What Happened?

Using Provenance for Compliance and Verification

Dr. Paul Groth

Provenance enables computational system users to trace how they arrived at a result. This is critical for both business and science. Scientists for example, cannot reproduce, analyse or validate their experiments without provenance. Likewise, businesses must demonstrate their systems' results were produced in a regulatory-compliant manner.

We propose a new definition of provenance specifically suited to the computational model that underpins service-oriented architectures. The provenance of a result is the process that led to that result. Our aim is to conceive a computer-based representation of provenance that allows us to perform useful reasoning about the origin of results. We examine the nature of such computer-based representation, which is articulated around the documentation of process.

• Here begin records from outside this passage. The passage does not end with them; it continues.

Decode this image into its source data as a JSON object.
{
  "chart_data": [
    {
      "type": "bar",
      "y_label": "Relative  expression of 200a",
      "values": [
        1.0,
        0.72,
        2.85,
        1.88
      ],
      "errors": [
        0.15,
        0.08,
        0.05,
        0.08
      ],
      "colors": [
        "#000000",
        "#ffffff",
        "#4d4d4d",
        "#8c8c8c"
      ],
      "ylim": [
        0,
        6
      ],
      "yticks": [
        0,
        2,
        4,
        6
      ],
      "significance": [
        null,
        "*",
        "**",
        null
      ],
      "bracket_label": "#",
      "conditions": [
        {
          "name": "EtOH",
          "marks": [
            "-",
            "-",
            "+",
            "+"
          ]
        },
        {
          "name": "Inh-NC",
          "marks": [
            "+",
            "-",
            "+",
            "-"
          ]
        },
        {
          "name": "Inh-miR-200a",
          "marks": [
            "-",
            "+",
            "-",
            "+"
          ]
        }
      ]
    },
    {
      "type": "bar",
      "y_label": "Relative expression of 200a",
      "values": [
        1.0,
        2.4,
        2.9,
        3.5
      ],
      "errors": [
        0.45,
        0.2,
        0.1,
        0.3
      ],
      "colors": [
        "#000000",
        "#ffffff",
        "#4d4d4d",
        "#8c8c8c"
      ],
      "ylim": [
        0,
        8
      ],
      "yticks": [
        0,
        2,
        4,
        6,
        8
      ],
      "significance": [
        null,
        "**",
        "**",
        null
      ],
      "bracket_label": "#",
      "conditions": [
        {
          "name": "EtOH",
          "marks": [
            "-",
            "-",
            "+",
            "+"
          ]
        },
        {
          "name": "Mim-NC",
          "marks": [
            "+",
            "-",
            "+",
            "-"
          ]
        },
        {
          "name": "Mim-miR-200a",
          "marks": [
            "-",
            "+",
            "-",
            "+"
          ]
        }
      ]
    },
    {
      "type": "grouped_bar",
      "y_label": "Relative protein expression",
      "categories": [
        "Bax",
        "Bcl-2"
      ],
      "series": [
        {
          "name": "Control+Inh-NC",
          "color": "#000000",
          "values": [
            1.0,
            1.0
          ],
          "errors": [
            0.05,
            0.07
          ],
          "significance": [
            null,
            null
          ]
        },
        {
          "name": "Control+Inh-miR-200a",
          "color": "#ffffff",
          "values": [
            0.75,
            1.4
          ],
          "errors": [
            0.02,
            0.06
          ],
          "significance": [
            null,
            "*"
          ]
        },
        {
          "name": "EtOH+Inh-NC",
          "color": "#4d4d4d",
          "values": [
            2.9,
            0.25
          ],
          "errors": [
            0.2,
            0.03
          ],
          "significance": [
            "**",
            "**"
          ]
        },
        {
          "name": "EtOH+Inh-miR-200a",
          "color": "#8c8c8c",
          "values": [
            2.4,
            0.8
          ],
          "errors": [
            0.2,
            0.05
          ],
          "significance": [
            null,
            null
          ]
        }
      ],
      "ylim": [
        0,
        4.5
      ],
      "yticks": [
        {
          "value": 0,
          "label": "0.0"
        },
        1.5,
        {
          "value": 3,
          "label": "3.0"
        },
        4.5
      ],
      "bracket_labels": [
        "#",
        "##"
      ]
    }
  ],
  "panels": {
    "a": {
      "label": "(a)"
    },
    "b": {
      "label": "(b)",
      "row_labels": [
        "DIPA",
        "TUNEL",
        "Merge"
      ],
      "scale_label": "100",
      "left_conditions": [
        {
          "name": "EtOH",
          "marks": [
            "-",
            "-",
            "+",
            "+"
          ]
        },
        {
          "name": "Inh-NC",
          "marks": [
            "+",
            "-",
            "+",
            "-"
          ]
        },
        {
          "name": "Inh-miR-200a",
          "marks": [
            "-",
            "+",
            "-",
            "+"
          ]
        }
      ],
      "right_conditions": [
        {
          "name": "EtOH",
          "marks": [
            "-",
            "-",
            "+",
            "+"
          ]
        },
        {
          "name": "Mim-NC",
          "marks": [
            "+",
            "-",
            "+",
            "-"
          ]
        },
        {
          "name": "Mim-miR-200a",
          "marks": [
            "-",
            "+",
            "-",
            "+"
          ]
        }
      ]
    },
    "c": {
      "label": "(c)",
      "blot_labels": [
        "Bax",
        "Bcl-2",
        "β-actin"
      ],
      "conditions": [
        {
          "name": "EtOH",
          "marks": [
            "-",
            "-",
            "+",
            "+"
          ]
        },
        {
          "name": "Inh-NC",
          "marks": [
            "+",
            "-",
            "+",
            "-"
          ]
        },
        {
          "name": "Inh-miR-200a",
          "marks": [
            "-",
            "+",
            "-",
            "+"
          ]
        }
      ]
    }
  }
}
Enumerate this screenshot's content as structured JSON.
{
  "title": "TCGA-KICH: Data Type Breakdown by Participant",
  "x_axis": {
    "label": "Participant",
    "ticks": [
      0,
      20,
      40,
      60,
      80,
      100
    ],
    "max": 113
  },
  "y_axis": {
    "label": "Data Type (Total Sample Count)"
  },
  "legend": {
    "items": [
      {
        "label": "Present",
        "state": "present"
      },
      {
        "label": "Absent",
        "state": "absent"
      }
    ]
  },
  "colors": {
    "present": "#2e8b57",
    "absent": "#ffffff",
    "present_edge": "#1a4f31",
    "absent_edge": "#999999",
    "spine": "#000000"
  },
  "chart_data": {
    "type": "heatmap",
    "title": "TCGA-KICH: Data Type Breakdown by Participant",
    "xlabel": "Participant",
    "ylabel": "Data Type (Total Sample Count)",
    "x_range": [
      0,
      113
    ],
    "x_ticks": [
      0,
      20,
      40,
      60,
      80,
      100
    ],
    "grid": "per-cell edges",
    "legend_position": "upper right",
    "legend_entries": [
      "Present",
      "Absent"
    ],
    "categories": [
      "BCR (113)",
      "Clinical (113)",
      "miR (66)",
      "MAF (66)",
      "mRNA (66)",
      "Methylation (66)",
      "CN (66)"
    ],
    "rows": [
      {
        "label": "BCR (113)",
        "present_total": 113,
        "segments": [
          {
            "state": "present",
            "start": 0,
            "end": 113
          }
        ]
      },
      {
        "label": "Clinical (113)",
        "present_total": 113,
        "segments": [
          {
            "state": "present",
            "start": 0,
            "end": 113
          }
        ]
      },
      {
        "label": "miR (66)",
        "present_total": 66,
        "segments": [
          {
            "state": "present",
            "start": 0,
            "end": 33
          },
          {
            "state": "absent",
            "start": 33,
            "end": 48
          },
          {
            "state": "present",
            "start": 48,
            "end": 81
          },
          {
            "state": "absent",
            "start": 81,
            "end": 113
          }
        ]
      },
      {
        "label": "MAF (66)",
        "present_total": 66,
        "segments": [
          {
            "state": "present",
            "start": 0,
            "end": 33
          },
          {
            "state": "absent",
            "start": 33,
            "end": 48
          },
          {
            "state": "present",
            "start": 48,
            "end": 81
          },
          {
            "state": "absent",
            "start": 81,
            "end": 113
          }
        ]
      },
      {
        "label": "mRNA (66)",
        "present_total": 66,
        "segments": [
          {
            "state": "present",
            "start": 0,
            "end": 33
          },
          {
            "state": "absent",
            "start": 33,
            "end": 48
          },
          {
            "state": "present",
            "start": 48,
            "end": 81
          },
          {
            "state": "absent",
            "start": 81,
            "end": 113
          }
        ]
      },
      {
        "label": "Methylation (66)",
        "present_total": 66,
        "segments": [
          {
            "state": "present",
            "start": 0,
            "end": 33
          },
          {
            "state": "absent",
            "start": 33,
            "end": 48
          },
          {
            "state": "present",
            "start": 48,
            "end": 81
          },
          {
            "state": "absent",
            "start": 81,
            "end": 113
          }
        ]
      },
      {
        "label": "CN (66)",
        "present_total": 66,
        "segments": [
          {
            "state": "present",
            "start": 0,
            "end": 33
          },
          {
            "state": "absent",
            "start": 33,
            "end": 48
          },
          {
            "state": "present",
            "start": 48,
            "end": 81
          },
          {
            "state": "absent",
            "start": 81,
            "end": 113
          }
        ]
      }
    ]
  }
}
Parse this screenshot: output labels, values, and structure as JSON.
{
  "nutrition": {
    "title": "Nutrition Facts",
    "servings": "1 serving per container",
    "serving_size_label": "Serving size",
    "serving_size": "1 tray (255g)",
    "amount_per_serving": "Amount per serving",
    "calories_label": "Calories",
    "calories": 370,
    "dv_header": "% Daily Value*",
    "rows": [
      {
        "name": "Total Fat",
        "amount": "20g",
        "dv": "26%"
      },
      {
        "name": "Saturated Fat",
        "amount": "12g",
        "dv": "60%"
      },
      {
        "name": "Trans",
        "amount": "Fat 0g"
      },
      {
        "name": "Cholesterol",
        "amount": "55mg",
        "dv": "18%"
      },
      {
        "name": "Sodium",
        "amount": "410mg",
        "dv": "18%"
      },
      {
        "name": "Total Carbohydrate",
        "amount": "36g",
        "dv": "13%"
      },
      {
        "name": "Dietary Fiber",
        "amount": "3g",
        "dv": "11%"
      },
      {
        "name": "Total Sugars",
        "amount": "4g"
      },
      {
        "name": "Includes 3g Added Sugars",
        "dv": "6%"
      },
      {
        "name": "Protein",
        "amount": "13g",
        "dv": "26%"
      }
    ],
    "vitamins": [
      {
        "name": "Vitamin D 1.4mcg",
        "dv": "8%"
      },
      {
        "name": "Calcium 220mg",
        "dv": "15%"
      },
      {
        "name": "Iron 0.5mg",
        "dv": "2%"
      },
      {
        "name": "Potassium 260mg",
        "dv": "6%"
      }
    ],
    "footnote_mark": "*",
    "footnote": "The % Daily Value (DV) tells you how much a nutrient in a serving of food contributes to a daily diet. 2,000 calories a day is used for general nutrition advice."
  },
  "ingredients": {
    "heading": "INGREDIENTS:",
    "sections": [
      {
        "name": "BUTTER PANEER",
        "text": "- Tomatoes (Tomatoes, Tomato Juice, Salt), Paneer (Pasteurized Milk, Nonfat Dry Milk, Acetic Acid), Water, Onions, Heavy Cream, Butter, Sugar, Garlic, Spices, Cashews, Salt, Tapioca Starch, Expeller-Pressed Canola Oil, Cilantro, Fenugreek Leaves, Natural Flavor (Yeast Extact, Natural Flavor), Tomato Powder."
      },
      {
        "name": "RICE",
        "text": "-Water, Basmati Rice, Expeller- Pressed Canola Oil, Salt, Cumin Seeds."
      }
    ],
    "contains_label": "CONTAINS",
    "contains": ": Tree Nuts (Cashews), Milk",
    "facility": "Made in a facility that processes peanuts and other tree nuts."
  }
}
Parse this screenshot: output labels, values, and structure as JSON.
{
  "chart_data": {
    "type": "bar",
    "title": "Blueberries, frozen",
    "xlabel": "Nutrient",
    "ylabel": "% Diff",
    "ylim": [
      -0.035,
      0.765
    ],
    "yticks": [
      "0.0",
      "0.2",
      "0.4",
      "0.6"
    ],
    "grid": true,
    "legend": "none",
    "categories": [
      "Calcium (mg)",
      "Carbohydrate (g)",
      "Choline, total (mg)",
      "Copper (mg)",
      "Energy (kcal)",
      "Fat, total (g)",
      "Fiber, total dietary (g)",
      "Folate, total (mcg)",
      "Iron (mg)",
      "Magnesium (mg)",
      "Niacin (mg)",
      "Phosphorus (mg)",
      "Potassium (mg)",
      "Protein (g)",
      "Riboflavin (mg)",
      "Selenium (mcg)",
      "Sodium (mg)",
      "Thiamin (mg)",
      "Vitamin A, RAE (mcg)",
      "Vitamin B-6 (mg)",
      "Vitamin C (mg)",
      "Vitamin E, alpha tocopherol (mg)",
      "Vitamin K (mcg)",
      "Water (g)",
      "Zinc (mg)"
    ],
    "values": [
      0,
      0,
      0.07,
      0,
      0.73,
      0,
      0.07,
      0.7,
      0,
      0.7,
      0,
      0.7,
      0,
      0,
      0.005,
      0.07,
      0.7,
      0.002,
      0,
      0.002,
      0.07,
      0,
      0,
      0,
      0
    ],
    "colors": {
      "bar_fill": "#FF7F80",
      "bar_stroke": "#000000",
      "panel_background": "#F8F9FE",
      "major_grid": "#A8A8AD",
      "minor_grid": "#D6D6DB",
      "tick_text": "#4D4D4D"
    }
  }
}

We then examine the architecture of a provenance system. This architecture is centered around the notion of a store designed to support the provenance life cycle. It consists of 2 phases:  the recording phase and the reasoning phase. Initially, the process documentation is archived in the store, and subsequently the documentation is reasoned over. We then show how this system can be used for validation in a specific bioinformatics application.

The presentation will draw upon our experience in the PASOA (www.pasoa.org) and EU Provenance (www.gridprovenance.org) projects and will rely on use cases from the domains of bioinformatics, finance, high energy physics, organ transplant management and aerospace engineering.